When I entered the Medical Intensive Care Unit, Okundaye was already seated in the doorway of Amanda Omans’ room, scrolling through her iPad for the lyrics and chords to Guns N’ Roses’s “Sweet Child O’ Mine.” Omans was under contact precautions requiring anyone entering her room to gown up and wear gloves, so Okundaye delivered her concert from the hallway.
Over the pearly accompaniment of a ukulele, the song rang out sunny and sweet. On the chorus, Omans’ lips moved in sync with the lyrics. When the nurses in the corridor broke out in applause, Omans grinned and raised a hand in a rock ‘n’ roll salute.

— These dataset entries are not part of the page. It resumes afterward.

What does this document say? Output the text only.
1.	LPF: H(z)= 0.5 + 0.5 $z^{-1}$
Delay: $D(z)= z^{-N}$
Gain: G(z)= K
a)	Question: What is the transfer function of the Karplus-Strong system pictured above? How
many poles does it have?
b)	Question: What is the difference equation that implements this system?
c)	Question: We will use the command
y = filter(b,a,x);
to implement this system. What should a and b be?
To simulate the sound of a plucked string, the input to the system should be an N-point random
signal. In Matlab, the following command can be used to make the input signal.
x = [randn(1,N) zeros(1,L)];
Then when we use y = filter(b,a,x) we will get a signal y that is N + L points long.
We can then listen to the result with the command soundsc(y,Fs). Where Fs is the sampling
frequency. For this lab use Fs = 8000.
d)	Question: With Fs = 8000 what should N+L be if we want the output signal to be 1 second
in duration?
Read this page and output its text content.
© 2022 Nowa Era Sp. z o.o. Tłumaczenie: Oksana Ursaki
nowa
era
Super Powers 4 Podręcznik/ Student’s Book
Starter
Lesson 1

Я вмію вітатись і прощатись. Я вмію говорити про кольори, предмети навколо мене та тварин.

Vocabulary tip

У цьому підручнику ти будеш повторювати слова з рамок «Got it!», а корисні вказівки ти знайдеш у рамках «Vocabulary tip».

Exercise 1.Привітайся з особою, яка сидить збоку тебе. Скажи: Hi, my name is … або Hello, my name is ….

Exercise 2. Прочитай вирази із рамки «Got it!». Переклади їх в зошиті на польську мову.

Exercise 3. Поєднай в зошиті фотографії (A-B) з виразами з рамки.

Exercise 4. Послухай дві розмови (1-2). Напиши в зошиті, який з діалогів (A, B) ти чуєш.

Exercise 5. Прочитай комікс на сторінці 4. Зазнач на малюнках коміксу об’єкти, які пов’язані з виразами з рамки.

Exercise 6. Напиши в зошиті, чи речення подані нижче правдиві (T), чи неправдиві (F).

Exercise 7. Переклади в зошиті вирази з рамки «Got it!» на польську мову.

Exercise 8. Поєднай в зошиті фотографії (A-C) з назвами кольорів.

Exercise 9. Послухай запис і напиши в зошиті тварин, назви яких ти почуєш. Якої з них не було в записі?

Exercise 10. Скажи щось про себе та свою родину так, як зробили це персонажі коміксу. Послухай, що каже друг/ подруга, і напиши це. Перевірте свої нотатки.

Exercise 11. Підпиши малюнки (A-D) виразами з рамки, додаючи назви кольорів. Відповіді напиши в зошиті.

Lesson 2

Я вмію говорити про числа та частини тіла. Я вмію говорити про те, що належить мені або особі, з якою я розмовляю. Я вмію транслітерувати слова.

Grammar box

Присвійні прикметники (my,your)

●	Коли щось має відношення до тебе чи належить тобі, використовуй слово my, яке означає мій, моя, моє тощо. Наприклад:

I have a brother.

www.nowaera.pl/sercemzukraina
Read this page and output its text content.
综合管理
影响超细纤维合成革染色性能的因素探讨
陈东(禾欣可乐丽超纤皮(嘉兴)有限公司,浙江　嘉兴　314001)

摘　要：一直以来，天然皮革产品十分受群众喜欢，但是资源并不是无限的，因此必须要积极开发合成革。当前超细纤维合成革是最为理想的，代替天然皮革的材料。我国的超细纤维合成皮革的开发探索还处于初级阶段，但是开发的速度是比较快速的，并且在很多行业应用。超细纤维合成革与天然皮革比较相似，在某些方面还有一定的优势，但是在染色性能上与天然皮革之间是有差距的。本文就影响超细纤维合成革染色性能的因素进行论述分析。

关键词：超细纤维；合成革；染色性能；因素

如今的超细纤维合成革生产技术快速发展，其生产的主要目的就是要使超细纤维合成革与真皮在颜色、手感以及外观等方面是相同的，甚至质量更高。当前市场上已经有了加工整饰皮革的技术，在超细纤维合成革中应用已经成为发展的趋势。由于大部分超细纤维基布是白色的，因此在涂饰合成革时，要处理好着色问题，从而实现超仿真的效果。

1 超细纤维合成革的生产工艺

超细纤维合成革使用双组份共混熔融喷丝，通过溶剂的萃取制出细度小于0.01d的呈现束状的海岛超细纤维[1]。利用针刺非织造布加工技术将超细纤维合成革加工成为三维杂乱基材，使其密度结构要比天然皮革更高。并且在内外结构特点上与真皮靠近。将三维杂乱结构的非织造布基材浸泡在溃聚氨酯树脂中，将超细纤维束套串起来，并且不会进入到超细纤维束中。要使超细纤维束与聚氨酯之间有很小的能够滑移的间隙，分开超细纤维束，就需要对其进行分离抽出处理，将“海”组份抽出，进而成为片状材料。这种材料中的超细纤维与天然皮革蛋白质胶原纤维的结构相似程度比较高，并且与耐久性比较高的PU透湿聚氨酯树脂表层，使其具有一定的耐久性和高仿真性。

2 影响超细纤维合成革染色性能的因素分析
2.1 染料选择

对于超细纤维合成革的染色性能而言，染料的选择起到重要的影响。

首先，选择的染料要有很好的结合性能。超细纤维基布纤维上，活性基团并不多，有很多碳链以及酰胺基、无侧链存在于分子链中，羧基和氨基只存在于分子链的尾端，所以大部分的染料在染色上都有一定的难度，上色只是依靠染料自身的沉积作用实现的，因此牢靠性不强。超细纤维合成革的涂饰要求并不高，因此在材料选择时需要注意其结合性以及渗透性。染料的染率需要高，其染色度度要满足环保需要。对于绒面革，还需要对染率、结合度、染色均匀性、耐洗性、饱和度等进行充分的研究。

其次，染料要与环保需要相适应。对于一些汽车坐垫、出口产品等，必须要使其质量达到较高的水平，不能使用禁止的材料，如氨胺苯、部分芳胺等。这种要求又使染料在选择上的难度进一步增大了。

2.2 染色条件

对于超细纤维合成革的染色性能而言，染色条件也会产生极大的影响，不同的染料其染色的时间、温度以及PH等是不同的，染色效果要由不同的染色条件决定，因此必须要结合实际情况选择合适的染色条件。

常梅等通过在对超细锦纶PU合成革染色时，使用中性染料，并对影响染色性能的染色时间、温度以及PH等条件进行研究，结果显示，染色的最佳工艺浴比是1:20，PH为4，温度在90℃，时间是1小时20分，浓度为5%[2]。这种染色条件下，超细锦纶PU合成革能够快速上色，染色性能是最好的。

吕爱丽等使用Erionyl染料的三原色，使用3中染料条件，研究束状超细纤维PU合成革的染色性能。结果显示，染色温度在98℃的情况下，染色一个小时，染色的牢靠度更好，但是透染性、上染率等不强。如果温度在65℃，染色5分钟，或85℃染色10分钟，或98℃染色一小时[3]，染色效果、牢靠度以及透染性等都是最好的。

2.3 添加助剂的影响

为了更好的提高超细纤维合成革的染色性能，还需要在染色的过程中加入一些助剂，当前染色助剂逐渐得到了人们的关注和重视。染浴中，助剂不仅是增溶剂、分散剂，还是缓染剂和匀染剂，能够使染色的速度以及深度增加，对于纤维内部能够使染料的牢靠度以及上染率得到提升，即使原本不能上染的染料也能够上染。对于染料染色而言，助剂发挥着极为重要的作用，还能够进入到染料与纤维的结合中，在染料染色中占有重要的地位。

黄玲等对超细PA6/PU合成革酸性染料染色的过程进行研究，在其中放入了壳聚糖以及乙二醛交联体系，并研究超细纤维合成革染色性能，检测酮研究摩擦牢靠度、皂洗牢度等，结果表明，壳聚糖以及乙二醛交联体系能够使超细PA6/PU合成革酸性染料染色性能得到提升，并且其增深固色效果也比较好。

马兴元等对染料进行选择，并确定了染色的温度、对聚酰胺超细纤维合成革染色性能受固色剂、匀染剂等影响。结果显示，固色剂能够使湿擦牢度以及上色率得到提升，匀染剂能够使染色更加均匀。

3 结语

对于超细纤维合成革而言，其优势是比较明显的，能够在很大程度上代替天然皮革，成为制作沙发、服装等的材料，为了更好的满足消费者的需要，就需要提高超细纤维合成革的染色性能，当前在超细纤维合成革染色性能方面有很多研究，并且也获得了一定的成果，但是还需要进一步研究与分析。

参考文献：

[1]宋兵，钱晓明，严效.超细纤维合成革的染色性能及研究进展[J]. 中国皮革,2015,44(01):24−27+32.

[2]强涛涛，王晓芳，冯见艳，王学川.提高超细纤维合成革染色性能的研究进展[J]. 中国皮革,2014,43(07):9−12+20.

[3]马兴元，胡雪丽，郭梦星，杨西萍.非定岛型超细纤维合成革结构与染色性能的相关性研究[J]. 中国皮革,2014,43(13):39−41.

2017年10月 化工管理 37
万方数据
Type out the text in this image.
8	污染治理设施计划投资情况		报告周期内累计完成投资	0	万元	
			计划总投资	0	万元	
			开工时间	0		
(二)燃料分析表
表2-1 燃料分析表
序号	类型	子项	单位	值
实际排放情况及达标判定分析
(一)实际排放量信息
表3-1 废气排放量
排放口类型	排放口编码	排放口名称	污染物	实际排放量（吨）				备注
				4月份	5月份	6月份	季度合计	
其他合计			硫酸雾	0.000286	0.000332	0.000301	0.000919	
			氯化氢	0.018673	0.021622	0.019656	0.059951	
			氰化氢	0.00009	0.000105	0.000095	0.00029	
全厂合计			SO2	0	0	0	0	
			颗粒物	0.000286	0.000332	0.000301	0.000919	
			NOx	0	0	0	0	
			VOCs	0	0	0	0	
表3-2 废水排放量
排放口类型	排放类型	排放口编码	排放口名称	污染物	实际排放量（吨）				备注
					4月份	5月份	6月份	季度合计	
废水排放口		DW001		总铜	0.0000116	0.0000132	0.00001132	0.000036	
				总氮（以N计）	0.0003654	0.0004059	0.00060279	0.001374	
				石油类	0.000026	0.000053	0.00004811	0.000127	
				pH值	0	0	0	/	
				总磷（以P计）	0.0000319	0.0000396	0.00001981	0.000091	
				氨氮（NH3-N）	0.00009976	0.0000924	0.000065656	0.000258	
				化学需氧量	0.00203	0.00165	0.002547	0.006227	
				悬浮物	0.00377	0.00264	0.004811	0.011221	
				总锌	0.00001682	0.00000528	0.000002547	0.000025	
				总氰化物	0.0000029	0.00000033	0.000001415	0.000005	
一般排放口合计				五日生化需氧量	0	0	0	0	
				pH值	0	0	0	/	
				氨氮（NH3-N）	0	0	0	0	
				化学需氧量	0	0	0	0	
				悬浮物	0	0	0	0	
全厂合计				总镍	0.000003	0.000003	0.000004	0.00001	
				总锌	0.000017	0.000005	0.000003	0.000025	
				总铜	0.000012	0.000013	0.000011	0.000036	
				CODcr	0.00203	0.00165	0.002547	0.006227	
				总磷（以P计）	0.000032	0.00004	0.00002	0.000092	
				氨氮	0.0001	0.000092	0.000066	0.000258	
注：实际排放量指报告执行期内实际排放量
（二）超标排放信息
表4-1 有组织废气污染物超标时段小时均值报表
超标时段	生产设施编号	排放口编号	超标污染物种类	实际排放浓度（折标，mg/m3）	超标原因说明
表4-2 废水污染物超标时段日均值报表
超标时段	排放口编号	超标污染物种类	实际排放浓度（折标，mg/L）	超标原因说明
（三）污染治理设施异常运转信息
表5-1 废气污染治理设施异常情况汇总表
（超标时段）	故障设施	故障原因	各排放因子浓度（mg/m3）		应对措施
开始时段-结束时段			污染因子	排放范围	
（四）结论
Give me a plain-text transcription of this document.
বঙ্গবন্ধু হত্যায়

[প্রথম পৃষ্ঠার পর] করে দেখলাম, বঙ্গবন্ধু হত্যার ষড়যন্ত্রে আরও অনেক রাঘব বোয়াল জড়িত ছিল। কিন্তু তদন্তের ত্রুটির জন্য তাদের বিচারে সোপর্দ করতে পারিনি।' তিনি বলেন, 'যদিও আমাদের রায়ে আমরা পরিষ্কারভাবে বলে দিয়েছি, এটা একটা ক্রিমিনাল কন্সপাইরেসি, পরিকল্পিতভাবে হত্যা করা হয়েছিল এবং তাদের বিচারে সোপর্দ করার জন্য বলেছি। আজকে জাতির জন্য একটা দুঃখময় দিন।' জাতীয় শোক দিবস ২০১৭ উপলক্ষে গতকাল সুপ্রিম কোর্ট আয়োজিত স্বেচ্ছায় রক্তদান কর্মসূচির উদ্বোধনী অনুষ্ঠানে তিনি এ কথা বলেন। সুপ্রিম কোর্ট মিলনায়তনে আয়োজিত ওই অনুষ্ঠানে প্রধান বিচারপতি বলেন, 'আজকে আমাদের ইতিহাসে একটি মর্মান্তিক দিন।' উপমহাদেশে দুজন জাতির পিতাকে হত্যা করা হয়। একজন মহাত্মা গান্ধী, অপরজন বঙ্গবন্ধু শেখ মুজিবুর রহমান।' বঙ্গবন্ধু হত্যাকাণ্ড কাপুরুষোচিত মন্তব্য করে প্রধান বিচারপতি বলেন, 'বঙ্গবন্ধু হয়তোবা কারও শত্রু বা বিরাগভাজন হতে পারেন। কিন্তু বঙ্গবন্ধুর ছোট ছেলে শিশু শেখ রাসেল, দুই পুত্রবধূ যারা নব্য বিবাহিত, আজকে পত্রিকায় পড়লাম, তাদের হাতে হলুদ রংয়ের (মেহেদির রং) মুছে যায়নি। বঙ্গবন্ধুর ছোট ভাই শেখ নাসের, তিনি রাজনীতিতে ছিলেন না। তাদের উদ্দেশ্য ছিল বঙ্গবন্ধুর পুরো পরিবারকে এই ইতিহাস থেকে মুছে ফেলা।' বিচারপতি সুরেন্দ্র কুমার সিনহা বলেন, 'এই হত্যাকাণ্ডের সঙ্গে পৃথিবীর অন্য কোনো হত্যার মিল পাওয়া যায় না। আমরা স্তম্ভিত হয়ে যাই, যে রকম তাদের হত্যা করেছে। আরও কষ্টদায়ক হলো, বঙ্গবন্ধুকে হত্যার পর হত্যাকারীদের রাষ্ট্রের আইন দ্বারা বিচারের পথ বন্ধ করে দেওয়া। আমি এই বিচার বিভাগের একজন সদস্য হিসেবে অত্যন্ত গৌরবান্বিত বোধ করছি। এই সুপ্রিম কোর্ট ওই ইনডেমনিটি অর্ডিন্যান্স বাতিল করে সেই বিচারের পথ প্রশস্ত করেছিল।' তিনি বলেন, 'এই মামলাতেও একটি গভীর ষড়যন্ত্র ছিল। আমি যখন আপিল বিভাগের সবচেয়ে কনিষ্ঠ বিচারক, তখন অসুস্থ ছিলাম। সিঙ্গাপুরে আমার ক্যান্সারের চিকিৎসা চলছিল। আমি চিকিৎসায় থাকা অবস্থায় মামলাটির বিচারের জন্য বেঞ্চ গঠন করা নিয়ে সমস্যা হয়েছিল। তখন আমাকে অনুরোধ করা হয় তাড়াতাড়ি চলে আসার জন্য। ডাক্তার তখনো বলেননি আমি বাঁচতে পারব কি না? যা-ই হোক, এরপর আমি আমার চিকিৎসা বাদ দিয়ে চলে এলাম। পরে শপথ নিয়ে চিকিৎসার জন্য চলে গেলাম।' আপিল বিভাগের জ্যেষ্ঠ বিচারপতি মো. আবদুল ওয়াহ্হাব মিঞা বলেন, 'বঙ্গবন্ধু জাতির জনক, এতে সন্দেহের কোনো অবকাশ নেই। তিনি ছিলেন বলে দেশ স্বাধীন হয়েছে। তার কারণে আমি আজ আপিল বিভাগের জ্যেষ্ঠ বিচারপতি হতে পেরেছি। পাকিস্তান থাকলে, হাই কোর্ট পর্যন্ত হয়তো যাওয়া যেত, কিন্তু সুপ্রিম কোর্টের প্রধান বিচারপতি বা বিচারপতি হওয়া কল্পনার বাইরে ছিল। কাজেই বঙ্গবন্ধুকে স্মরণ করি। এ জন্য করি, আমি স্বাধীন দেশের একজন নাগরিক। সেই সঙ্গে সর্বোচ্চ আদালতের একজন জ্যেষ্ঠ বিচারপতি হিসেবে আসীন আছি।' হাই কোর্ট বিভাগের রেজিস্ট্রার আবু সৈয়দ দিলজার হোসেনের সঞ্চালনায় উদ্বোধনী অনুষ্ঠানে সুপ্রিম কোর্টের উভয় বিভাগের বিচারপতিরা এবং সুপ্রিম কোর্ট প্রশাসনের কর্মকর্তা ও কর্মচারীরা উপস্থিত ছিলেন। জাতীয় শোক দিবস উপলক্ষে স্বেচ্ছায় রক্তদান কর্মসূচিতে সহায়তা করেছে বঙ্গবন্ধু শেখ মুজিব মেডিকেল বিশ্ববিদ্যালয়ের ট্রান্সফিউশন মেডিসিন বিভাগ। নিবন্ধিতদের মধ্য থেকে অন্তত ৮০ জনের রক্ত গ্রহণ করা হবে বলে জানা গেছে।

After a final request of Shania Twain’s “You’re Still the One,” I donned gloves and gown so I could get close enough to hear Omans speak. She apologized for her brittle voice; she was running out of gas. But, she said, “music always helps with the pain.” She said it was “very exciting” to receive a personalized concert of songs that were so meaningful to her. “Sweet Child O’ Mine” made her think of her daughter. The Twain song was how she felt about her partner of 20 years.
The importance of requests — what scientific studies call self-selected music — turns out to be crucial in health care applications. In part, it relates to the issue of consent and confers agency on people who, as Vocke said in the peer support session earlier, “don’t often get to say no in the course of their day.”
Clinical studies on music and Alzheimer’s have also shown that the positive effects on a listener’s mood and memory are strongest when the music has some personal significance. As Hoover put it bluntly, “The idea that Bach is good for everyone is just wrong.”
Even had I had this information at the time, I would not have been in a position to take requests in my father’s nursing home. In addition to performance anxiety, my rigid musical education had left me with an almost paralytic inability to improvise or play by ear. And at that stage, my father was unable to request or give consent to anything.
Then again, I thought as I peeled off the surgical gloves and turned to follow Okundaye, who was now singing Fleetwood Mac’s “Landslide” at another patient’s door, I had not been playing for a stranger, but for a parent whose deep attachment to Bach had been a constant, audible, fact throughout my childhood. However scratchy my reading of that “Chaconne” had been, to him it was the sound of home.